Protezione - L'alosa comune è citata in Appendice III della Convenzione di Berna (fauna protetta).  Nella Lista Rossa IUCN (International Union for Conservation of Nature and Natural Resources) la specie è classificata a preoccupazione minima (LC, Least Concern).

Valore economico - La pesca dell'alosa comune costituiva un'importante fonte di reddito per le popolazioni del nord Europa. Nel tratto olandese del Reno venivano catturati nei primi anni del '900 fino a 136.000 individui all'anno. Oggi la quantità delle catture è quasi nulla. Il suo valore commerciale non è rilevante. Le carni sono ritenute discrete (migliori quelle dei soggetti d'acqua dolce) e sono vendute fresche, affumicate o essiccate. Le alose di scarto sono trasformate in farina di pesce o utilizzate come esca per la cattura di altri pesci marini.
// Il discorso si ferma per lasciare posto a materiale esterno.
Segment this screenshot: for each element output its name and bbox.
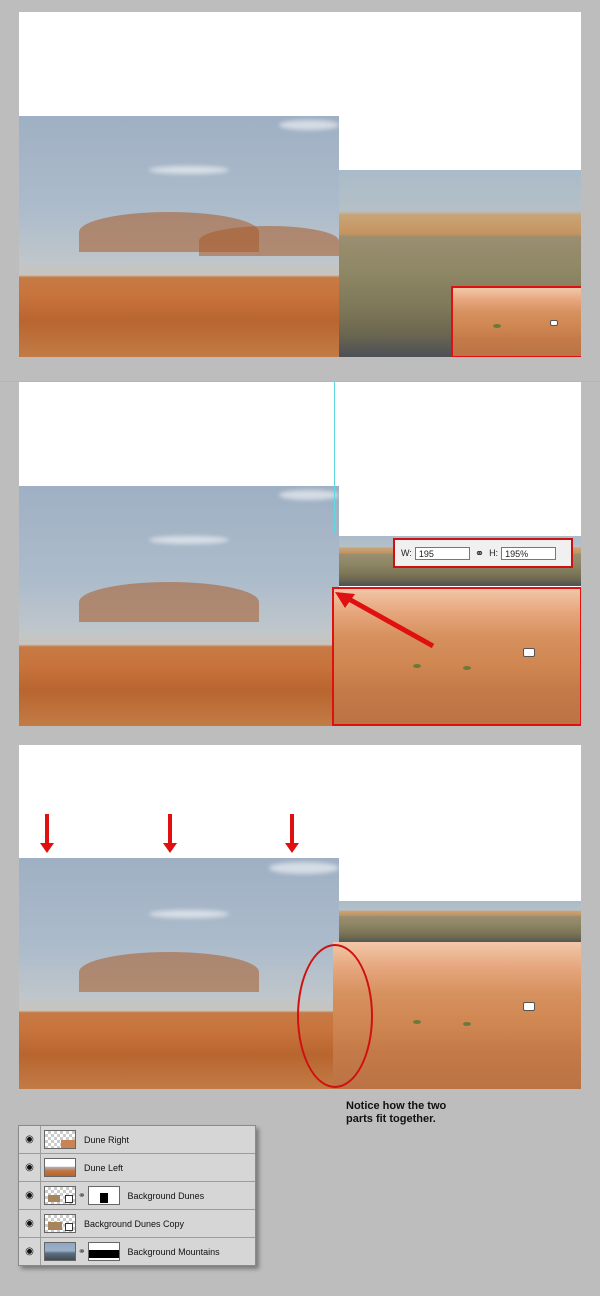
eye-icon[interactable]: ◉ <box>19 1210 41 1237</box>
layer-name[interactable]: Background Dunes Copy <box>84 1219 184 1229</box>
layer-thumbnail <box>44 1130 76 1149</box>
eye-icon[interactable]: ◉ <box>19 1182 41 1209</box>
photo-dunes-left <box>19 116 339 357</box>
guide-vertical <box>334 382 335 534</box>
layer-mask-thumbnail <box>87 1242 120 1261</box>
layer-row-background-dunes[interactable]: ◉ ⚭ Background Dunes <box>19 1182 255 1210</box>
photo-dunes-left <box>19 858 339 1089</box>
height-label: H: <box>489 548 499 558</box>
jeep <box>523 1002 535 1011</box>
eye-icon[interactable]: ◉ <box>19 1154 41 1181</box>
layer-row-dune-right[interactable]: ◉ Dune Right <box>19 1126 255 1154</box>
transform-size-bar: W: 195 ⚭ H: 195% <box>393 538 573 568</box>
eye-icon[interactable]: ◉ <box>19 1238 41 1265</box>
selection-highlight-small <box>451 286 581 357</box>
layer-thumbnail <box>44 1242 76 1261</box>
caption-note: Notice how the two parts fit together. <box>346 1100 446 1126</box>
smart-object-icon <box>44 1214 76 1233</box>
layer-mask-thumbnail <box>87 1186 120 1205</box>
layer-name[interactable]: Dune Left <box>84 1163 123 1173</box>
diagonal-arrow-icon <box>335 592 435 649</box>
photo-town-landscape <box>339 901 581 943</box>
seam-highlight-ellipse <box>297 944 373 1088</box>
eye-icon[interactable]: ◉ <box>19 1126 41 1153</box>
layer-name[interactable]: Background Dunes <box>128 1191 205 1201</box>
layer-name[interactable]: Dune Right <box>84 1135 129 1145</box>
width-field[interactable]: 195 <box>414 546 470 560</box>
layers-panel: ◉ Dune Right ◉ Dune Left ◉ ⚭ Background … <box>18 1125 256 1266</box>
layer-thumbnail <box>44 1158 76 1177</box>
layer-row-dune-left[interactable]: ◉ Dune Left <box>19 1154 255 1182</box>
down-arrow-icon <box>285 814 299 853</box>
chain-link-icon[interactable]: ⚭ <box>78 1246 86 1257</box>
down-arrow-icon <box>163 814 177 853</box>
down-arrow-icon <box>40 814 54 853</box>
height-field[interactable]: 195% <box>501 546 557 560</box>
layer-name[interactable]: Background Mountains <box>128 1247 220 1257</box>
width-label: W: <box>401 548 412 558</box>
layer-row-background-dunes-copy[interactable]: ◉ Background Dunes Copy <box>19 1210 255 1238</box>
chain-link-icon[interactable]: ⚭ <box>475 547 484 560</box>
chain-link-icon[interactable]: ⚭ <box>78 1190 86 1201</box>
smart-object-icon <box>44 1186 76 1205</box>
caption-line-2: parts fit together. <box>346 1113 436 1125</box>
caption-line-1: Notice how the two <box>346 1100 447 1112</box>
layer-row-background-mountains[interactable]: ◉ ⚭ Background Mountains <box>19 1238 255 1265</box>
photo-dunes-left <box>19 486 339 726</box>
canvas-step-1 <box>19 12 581 357</box>
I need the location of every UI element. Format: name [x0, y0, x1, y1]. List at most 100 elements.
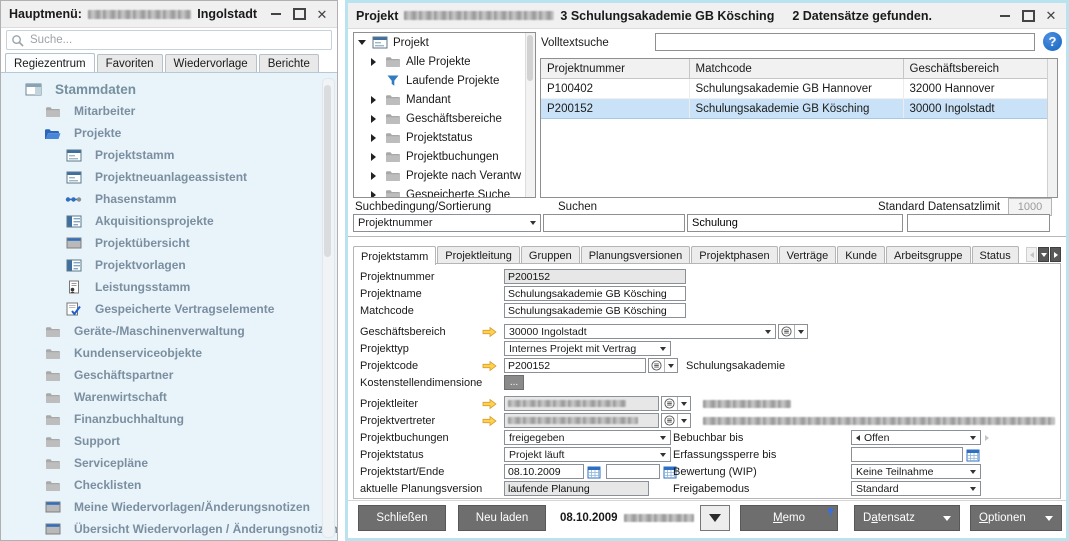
projektcode-lookup-button[interactable] — [648, 358, 678, 373]
detail-tab-projektleitung[interactable]: Projektleitung — [437, 246, 520, 264]
geschaeftsbereich-lookup-button[interactable] — [778, 324, 808, 339]
expander-icon[interactable] — [371, 190, 380, 197]
minimize-button[interactable] — [269, 8, 283, 20]
projektname-field[interactable] — [504, 286, 686, 301]
matchcode-field[interactable] — [504, 303, 686, 318]
projektvertreter-lookup-button[interactable] — [661, 413, 691, 428]
scrollbar-thumb[interactable] — [324, 85, 331, 257]
calendar-icon[interactable] — [965, 447, 981, 462]
detail-tab-vertr-ge[interactable]: Verträge — [778, 246, 837, 264]
tab-berichte[interactable]: Berichte — [258, 54, 319, 72]
filter-tree-item-alle-projekte[interactable]: Alle Projekte — [354, 52, 535, 71]
tab-list-button[interactable] — [1038, 247, 1049, 262]
scroll-tabs-left-button[interactable] — [1026, 247, 1037, 262]
expander-icon[interactable] — [371, 57, 380, 66]
search-field-projektnummer[interactable] — [543, 214, 685, 232]
detail-tab-planungsversionen[interactable]: Planungsversionen — [580, 246, 691, 264]
expander-icon[interactable] — [371, 171, 380, 180]
detail-tab-status[interactable]: Status — [971, 246, 1019, 264]
memo-button[interactable]: Memo — [740, 505, 838, 531]
sidebar-item-ger-te-maschinenverwaltung[interactable]: Geräte-/Maschinenverwaltung — [1, 320, 337, 342]
results-scrollbar[interactable] — [1047, 59, 1057, 197]
scrollbar-thumb[interactable] — [527, 35, 533, 81]
optionen-menu-button[interactable]: Optionen — [970, 505, 1062, 531]
scroll-tabs-right-button[interactable] — [1050, 247, 1061, 262]
detail-tab-arbeitsgruppe[interactable]: Arbeitsgruppe — [886, 246, 971, 264]
projekttyp-select[interactable]: Internes Projekt mit Vertrag — [504, 341, 671, 356]
projektleiter-lookup-button[interactable] — [661, 396, 691, 411]
menu-search-box[interactable] — [6, 30, 332, 50]
filter-tree-item-gesch-ftsbereiche[interactable]: Geschäftsbereiche — [354, 109, 535, 128]
expander-icon[interactable] — [358, 40, 367, 45]
tab-wiedervorlage[interactable]: Wiedervorlage — [164, 54, 257, 72]
search-field-matchcode[interactable] — [687, 214, 903, 232]
geschaeftsbereich-select[interactable]: 30000 Ingolstadt — [504, 324, 776, 339]
detail-tab-kunde[interactable]: Kunde — [837, 246, 886, 264]
detail-tab-gruppen[interactable]: Gruppen — [520, 246, 580, 264]
freigabemodus-select[interactable]: Standard — [851, 481, 981, 496]
tab-regiezentrum[interactable]: Regiezentrum — [5, 53, 95, 72]
sidebar-item-projekte[interactable]: Projekte — [1, 122, 337, 144]
filter-tree-item-projektbuchungen[interactable]: Projektbuchungen — [354, 147, 535, 166]
erfassungssperre-bis-field[interactable] — [851, 447, 963, 462]
projektstatus-select[interactable]: Projekt läuft — [504, 447, 671, 462]
filter-tree-scrollbar[interactable] — [525, 33, 535, 197]
filter-tree-item-laufende-projekte[interactable]: Laufende Projekte — [354, 71, 535, 90]
tab-favoriten[interactable]: Favoriten — [96, 54, 163, 72]
expander-icon[interactable] — [371, 114, 380, 123]
bewertung-wip-select[interactable]: Keine Teilnahme — [851, 464, 981, 479]
sort-condition-select[interactable]: Projektnummer — [353, 214, 541, 232]
filter-tree-item-projekt[interactable]: Projekt — [354, 33, 535, 52]
column-header-gesch-ftsbereich[interactable]: Geschäftsbereich — [902, 59, 1048, 79]
filter-tree-item-gespeicherte-suche[interactable]: Gespeicherte Suche — [354, 185, 535, 197]
detail-tab-projektphasen[interactable]: Projektphasen — [691, 246, 778, 264]
splitter[interactable] — [348, 236, 1066, 237]
search-field-geschaeftsbereich[interactable] — [907, 214, 1050, 232]
sidebar-item-checklisten[interactable]: Checklisten — [1, 474, 337, 496]
search-input[interactable] — [28, 33, 327, 47]
sidebar-item-projekt-bersicht[interactable]: Projektübersicht — [1, 232, 337, 254]
sidebar-item-phasenstamm[interactable]: Phasenstamm — [1, 188, 337, 210]
projektcode-field[interactable] — [504, 358, 646, 373]
chevron-right-icon[interactable] — [985, 434, 989, 441]
sidebar-item-finanzbuchhaltung[interactable]: Finanzbuchhaltung — [1, 408, 337, 430]
table-row[interactable]: P200152 Schulungsakademie GB Kösching 3000… — [541, 98, 1048, 119]
bebuchbar-bis-select[interactable]: Offen — [851, 430, 981, 445]
help-icon[interactable] — [1043, 32, 1062, 51]
neu-laden-button[interactable]: Neu laden — [458, 505, 546, 531]
maximize-button[interactable] — [1021, 9, 1035, 22]
schliessen-button[interactable]: Schließen — [358, 505, 446, 531]
calendar-icon[interactable] — [586, 464, 602, 479]
projektbuchungen-select[interactable]: freigegeben — [504, 430, 671, 445]
filter-tree-item-projekte-nach-verantw[interactable]: Projekte nach Verantw — [354, 166, 535, 185]
sidebar-item-servicepl-ne[interactable]: Servicepläne — [1, 452, 337, 474]
expander-icon[interactable] — [371, 152, 380, 161]
sidebar-item-mitarbeiter[interactable]: Mitarbeiter — [1, 100, 337, 122]
sidebar-item-projektvorlagen[interactable]: Projektvorlagen — [1, 254, 337, 276]
close-button[interactable] — [1044, 10, 1058, 22]
filter-tree-item-projektstatus[interactable]: Projektstatus — [354, 128, 535, 147]
menu-tree-scrollbar[interactable] — [322, 78, 335, 538]
table-row[interactable]: P100402 Schulungsakademie GB Hannover 3200… — [541, 78, 1048, 99]
expander-icon[interactable] — [371, 95, 380, 104]
close-button[interactable] — [315, 8, 329, 20]
sidebar-item-projektneuanlageassistent[interactable]: Projektneuanlageassistent — [1, 166, 337, 188]
sidebar-item-support[interactable]: Support — [1, 430, 337, 452]
projektende-field[interactable] — [606, 464, 660, 479]
sidebar-item-gesch-ftspartner[interactable]: Geschäftspartner — [1, 364, 337, 386]
sidebar-item-kundenserviceobjekte[interactable]: Kundenserviceobjekte — [1, 342, 337, 364]
sidebar-item-akquisitionsprojekte[interactable]: Akquisitionsprojekte — [1, 210, 337, 232]
sidebar-item-gespeicherte-vertragselemente[interactable]: Gespeicherte Vertragselemente — [1, 298, 337, 320]
sidebar-item-meine-wiedervorlagen-nderungsnotizen[interactable]: Meine Wiedervorlagen/Änderungsnotizen — [1, 496, 337, 518]
detail-tab-projektstamm[interactable]: Projektstamm — [353, 246, 437, 265]
minimize-button[interactable] — [998, 10, 1012, 22]
sidebar-item-bersicht-wiedervorlagen-nderungsnotizen[interactable]: Übersicht Wiedervorlagen / Änderungsnoti… — [1, 518, 337, 540]
maximize-button[interactable] — [292, 8, 306, 20]
column-header-matchcode[interactable]: Matchcode — [688, 59, 904, 79]
sidebar-item-warenwirtschaft[interactable]: Warenwirtschaft — [1, 386, 337, 408]
fulltext-search-input[interactable] — [655, 33, 1035, 51]
kostenstellendimensionen-button[interactable]: ... — [504, 375, 524, 390]
filter-tree-item-mandant[interactable]: Mandant — [354, 90, 535, 109]
projektstart-field[interactable] — [504, 464, 584, 479]
sidebar-item-projektstamm[interactable]: Projektstamm — [1, 144, 337, 166]
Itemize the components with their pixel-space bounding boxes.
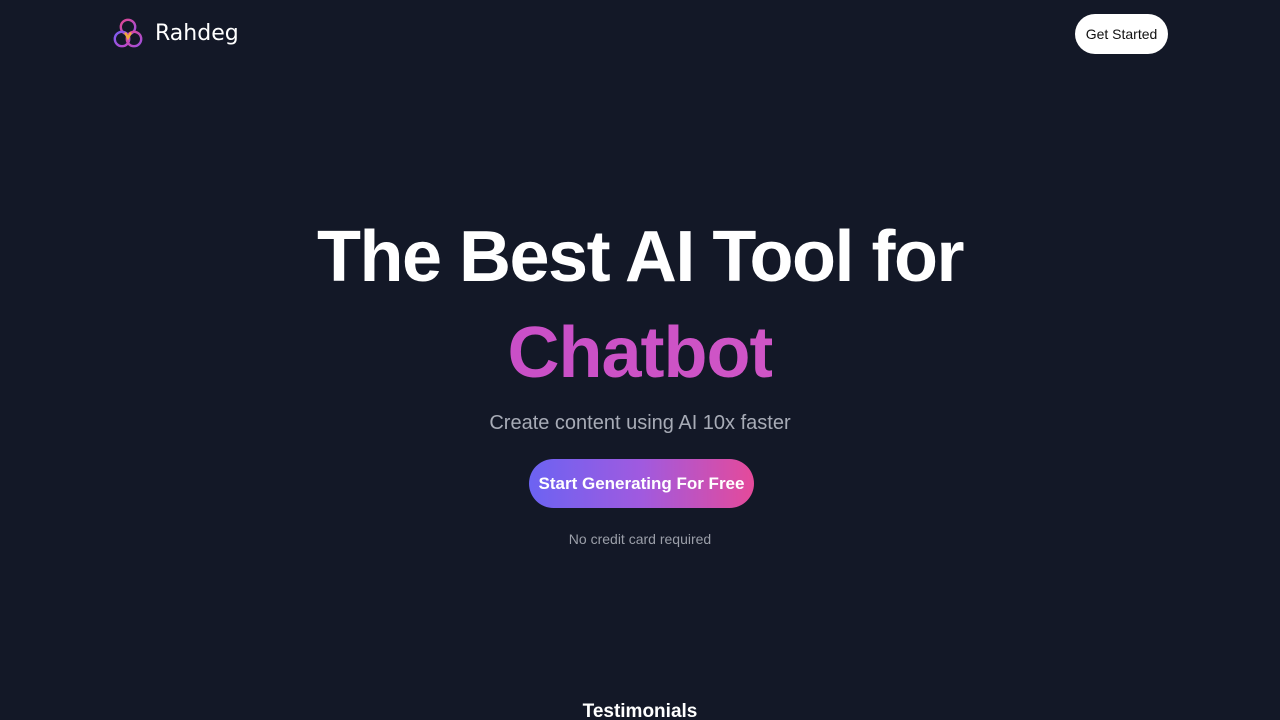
start-generating-button[interactable]: Start Generating For Free — [529, 459, 754, 508]
navbar: Rahdeg Get Started — [0, 0, 1280, 70]
landing-page: Rahdeg Get Started The Best AI Tool for … — [0, 0, 1280, 720]
hero-highlight-text: Chatbot — [507, 313, 774, 393]
get-started-button[interactable]: Get Started — [1075, 14, 1168, 54]
interlocking-rings-logo-icon — [113, 18, 143, 48]
hero-highlight: Chatbot — [0, 310, 1280, 396]
brand-name: Rahdeg — [155, 21, 239, 46]
no-credit-card-note: No credit card required — [568, 531, 712, 547]
testimonials-heading: Testimonials — [582, 701, 698, 720]
hero-title: The Best AI Tool for — [317, 217, 964, 297]
brand-link[interactable]: Rahdeg — [113, 17, 239, 50]
hero-subtitle: Create content using AI 10x faster — [489, 412, 791, 434]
Pesca -  Un tempo era oggetto di pesca professionale intensiva negli estuari, con tramagli e reti di circuizione, oggi viene pescata occasionalmente con reti a strascico. La pesca sportiva viene praticata in acque fluviali durante la montata riproduttiva, con canna da lancio ed esche artificiali (cucchiai rotanti a 1-2 palette, piccoli cucchiaini ondulanti ad amo semplice, mosche artificiali di grandi dimensioni).